This exhibition examines the development of serial imagery in prints, from the early European Renaissance to the present day. Drawn primarily from the extensive collection of works on paper in the Grunwald Center for the Graphic Arts, the exhibition is one in an ongoing series of exhibitions focusing on the Hammer’s permanent collections.
First inspired by the printed book in the late fifteenth century, early printed series frequently depicted narrative subjects drawn from literary sources. Biblical themes or mythological subjects were portrayed by a wide range of Renaissance artists such as Albrecht Dürer and the German “Little Masters.” Traditional subjects such as the Times of Day, Twelve Months, and Four Seasons offered an ideal pretext for the representation of landscape by Dutch artists of the seventeenth-century. The seventeenth and eighteenth centuries witnessed the development of the improvisational capriccio and artists such as Jacques Callot, Francisco Goya, and Giovanni Battista Piranesi invented variations on fantastic and dramatic themes in printed series. These themes of time, landscape, narrative, and capriccio are also explored in contemporary printed series by artists such as Christiane Baumgartner, Chris Burden, Mona Hatoum, and Chris Ofili.
The variety of ways in which artist have explored the serial image reminds us of the rich dialogue that can take place across centuries and cultures and of the enduring importance of the series in visual arts.
Organized by Cynthia Burlingham, director of the Grunwald Center and deputy director of collections at the Hammer Museum.
By Cindy Burlingham
Throughout the history of art the series format has offered seemingly endless possibilities for artistic representation and variation. This is particularly true of the art of the early European Renaissance, when a diverse selection of narrative, allegorical, and formal serial subjects appeared in various forms, from paintings to playing cards. The serial format proved particularly appropriate for the increasingly widespread artistic practice of relief and intaglio printmaking, which allowed for the representation of a wide range of subjects with multiple images in relatively small, portable, and easily expandable form. Among the most familiar themes were the Twelve Months, Four Seasons, and Times of Day, subjects that not only suggested the passage of time but also functioned as allegories of the course of human life. Suites of saints, virtues, vices, the signs of the zodiac and the seven liberal arts were also common, as were narrative series that recounted stories from the Bible and other religious and mythological subjects such as the Labors of Hercules, the Flight into Egypt, the Passion of Christ, and the Life of the Virgin.

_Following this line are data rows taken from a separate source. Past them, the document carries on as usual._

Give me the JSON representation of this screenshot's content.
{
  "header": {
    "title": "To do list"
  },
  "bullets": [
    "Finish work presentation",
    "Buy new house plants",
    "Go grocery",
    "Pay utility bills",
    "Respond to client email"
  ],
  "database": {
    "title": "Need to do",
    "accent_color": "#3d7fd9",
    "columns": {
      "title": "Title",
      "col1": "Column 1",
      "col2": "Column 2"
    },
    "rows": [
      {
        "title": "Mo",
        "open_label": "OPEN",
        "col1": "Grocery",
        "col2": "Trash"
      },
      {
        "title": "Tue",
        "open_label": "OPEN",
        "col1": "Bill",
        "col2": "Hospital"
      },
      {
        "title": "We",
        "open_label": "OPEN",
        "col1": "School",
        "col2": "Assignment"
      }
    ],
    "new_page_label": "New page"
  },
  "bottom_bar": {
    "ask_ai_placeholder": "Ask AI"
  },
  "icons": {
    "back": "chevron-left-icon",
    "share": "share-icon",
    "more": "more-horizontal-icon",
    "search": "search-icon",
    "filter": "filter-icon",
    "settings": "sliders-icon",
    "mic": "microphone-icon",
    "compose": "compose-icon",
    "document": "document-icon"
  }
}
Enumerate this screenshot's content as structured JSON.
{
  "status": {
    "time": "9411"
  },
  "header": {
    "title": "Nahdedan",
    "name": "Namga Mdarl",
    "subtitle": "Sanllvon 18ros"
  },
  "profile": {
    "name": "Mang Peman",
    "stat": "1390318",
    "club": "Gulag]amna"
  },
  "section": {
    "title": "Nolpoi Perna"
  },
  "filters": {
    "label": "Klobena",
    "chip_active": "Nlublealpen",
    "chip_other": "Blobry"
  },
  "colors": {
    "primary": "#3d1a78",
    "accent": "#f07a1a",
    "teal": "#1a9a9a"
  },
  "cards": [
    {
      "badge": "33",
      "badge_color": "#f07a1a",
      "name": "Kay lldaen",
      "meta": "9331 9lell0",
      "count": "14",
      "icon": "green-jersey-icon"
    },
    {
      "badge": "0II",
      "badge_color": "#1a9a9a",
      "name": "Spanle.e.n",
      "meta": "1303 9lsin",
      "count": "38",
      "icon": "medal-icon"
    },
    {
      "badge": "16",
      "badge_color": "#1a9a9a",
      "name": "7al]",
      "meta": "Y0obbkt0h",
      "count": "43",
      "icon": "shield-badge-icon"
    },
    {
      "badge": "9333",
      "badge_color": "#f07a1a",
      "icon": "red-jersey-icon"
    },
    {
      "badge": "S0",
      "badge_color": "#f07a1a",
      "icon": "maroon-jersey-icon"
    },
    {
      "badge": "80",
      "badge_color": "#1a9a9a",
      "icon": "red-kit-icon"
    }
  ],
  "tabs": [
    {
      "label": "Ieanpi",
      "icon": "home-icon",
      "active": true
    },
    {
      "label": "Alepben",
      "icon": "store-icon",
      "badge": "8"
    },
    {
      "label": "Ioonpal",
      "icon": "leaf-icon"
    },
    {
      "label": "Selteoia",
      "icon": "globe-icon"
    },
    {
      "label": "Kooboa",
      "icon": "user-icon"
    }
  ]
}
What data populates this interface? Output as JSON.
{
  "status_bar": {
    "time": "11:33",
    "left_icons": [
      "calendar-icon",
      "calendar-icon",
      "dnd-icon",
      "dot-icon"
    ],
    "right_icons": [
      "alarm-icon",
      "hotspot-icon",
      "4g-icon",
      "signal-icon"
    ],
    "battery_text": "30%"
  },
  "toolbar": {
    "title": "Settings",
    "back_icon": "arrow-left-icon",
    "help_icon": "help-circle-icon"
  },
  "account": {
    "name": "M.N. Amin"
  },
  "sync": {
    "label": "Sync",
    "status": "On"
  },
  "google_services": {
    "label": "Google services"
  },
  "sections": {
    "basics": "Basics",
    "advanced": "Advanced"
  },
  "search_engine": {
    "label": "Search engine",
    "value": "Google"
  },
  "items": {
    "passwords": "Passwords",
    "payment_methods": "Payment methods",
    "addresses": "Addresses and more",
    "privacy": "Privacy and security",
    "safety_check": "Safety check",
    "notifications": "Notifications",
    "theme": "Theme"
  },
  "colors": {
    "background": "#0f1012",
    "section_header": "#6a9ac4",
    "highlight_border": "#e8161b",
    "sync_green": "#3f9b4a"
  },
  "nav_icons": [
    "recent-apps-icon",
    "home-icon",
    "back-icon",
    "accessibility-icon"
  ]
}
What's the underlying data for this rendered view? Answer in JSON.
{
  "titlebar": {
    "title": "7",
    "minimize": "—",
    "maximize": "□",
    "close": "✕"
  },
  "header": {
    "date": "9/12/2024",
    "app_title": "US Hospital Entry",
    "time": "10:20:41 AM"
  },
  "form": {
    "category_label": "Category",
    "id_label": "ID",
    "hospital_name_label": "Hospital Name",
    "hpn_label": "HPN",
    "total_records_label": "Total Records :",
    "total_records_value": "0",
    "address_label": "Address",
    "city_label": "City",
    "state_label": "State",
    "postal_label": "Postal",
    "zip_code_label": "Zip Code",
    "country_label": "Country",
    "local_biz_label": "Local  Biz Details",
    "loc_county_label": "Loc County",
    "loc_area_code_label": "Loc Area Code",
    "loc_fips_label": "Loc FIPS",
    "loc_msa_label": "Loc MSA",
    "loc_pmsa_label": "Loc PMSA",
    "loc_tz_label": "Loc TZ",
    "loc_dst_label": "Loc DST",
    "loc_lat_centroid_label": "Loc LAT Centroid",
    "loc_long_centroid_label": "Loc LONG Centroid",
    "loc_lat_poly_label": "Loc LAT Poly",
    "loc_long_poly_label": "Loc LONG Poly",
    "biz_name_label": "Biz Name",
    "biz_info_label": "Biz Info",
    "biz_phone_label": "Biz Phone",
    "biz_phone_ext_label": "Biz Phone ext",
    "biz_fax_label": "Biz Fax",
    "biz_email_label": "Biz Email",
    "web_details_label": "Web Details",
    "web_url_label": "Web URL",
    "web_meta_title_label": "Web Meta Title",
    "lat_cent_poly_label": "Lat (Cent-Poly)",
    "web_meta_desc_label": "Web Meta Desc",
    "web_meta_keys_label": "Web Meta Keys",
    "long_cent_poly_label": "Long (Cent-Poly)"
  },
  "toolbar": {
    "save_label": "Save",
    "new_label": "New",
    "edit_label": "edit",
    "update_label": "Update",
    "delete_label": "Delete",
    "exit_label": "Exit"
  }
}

Although the printed series first developed as part of the printed book, their paths diverged toward the end of the fifteenth century as images assumed a primary role, leading to the realization of the independent printed series. The most significant early example of this development was Albrecht Dürer’s Apocalypse, the first book to be both illustrated and published by a major artist. Though published in book form, the sixteen full-page woodcuts dominate rather than follow the accompanying text. Dürer produced additional series of woodcuts and engravings, with and without text, of such popular religious subjects as the Life of the Virgin and the Passion of Christ. His small engraved Passion was particularly influential for the sixteenthcentury artists Hans Sebald Beham, George Pencz, and other so-called German Little Masters, who created numerous series comprising small, meticulously engraved scenes of biblical and mythological stories.
In the seventeenth century landscape became an increasingly popular subject, particularly in the Netherlands, where printed series incorporated realistic and identifiable depictions of the local countryside. Traditional subjects such as the Times of Day, Twelve Months, and Four Seasons offered an ideal pretext for the depiction of landscape. Jan van de Velde’s abundant prints of these subjects were innovative in their depictions of the Dutch landscape and their use of atmospheric and naturalistic details. Other artists went even further toward the development of landscape as subject, producing printed series with multiple individual views of the local countryside, in effect documenting the experience of a peaceful stroll in the country.
Jacques Callot’s oeuvre of more than fourteen hundred prints includes numerous series, testifying to the varied and innovative approaches to the format developed in the seventeenth century. His influential and harrowing Large Miseries of War of 1633 chronicles the relentless warfare of mercenary armies in the Duchy of Lorraine. Callot also etched a number of series depicting single figures, such as the Capricci di varie figure and the Varie figure gobbi which demonstrate the casual calligraphic quality of the etching medium. These variations on a theme, or capriccios, demonstrate the artist’s imagination and talent for improvisation and invention.
The capriccio featured prominently in printed series produced in the eighteenth century. Giovanni Battista Piranesi specialized in architectural fantasies, and among his most mysterious and haunting works are the Carceri (Prisons)—large, dramatic, and densely worked etchings of imaginary prisons. Francisco de Goya’s first major printed series, the Caprichos of 1798–99, and his second, the Disasters of War, used the improvisational capriccio to explore even more disconcerting topics. Because of its controversial subject matter the Disasters was not published until 1863, thirty-five years after the artist’s death. Its eighty prints depict the Spanish resistance to Napoléon’s invasion from 1808 to 1814, famine in Madrid in 1811–12, and images that allude to the repressive government of King Ferdinand VII. Like Callot’s Miseries, Goya’s Disasters does not generally reference specific sites or persons. But in contrast to Callot’s small, distanced views populated by numerous tiny figures, Goya focuses on dramatic moments and individuals that symbolize the essence of these hostile episodes.
Throughout the nineteenth century depictions of landscape, both real and imaginary, remained a focus of the printed series. John Martin’s mezzotint series of 1824–27 illustrates the complex narrative of John Milton’s epic poem Paradise Lost with sublime imaginary landscapes. Hiroshige’s Fifty-three Stations of the Tokaido Road of 1832–33 is part of a larger tradition of topographic landscapes intended for travelers in both Japan and Europe. In their topographic specificity and extensive number, the prints re-create a long journey, conveying a sense of the passing of time. The series was so popular that it was published in at least ten different versions.
The printed series remains an appealing format for contemporary artists, providing a platform for investigation of themes of narrative, sequence, interaction, and variation. Chris Burden’s 2006 Coyote Stories details the artist’s encounters with coyotes at his canyon home and studio through images and a narrative diary. Mona Hatoum’s 2004 portfolio, hair there and everywhere, with its varied compositions made from the artist’s own hair and printed in soft-ground etching, also could be considered a capriccio. Chris Ofili depicts the same moment from different points of view in his Agony in the Garden of 2007. Richard Tuttle’s 1998 Mandevilla series features what the artist describes as a “call and response” interaction among the prints. Christiane Baumgartner’s woodcuts are based on video stills, with images transferred from a high-tech medium to a traditional one. In her 2007 series Deutscher Wald, a disheartening view of the passage of time is implied by the disintegration of images of trees, printed in red. The variety of ways in which these artists have explored the serial image reminds us of the rich dialogue that can take place across centuries and cultures and of the enduring importance of the series in the visual arts.
Cynthia Burlingham is director of the Grunwald Center for the Graphic Arts, UCLA, and deputy director of collections at the Hammer Museum.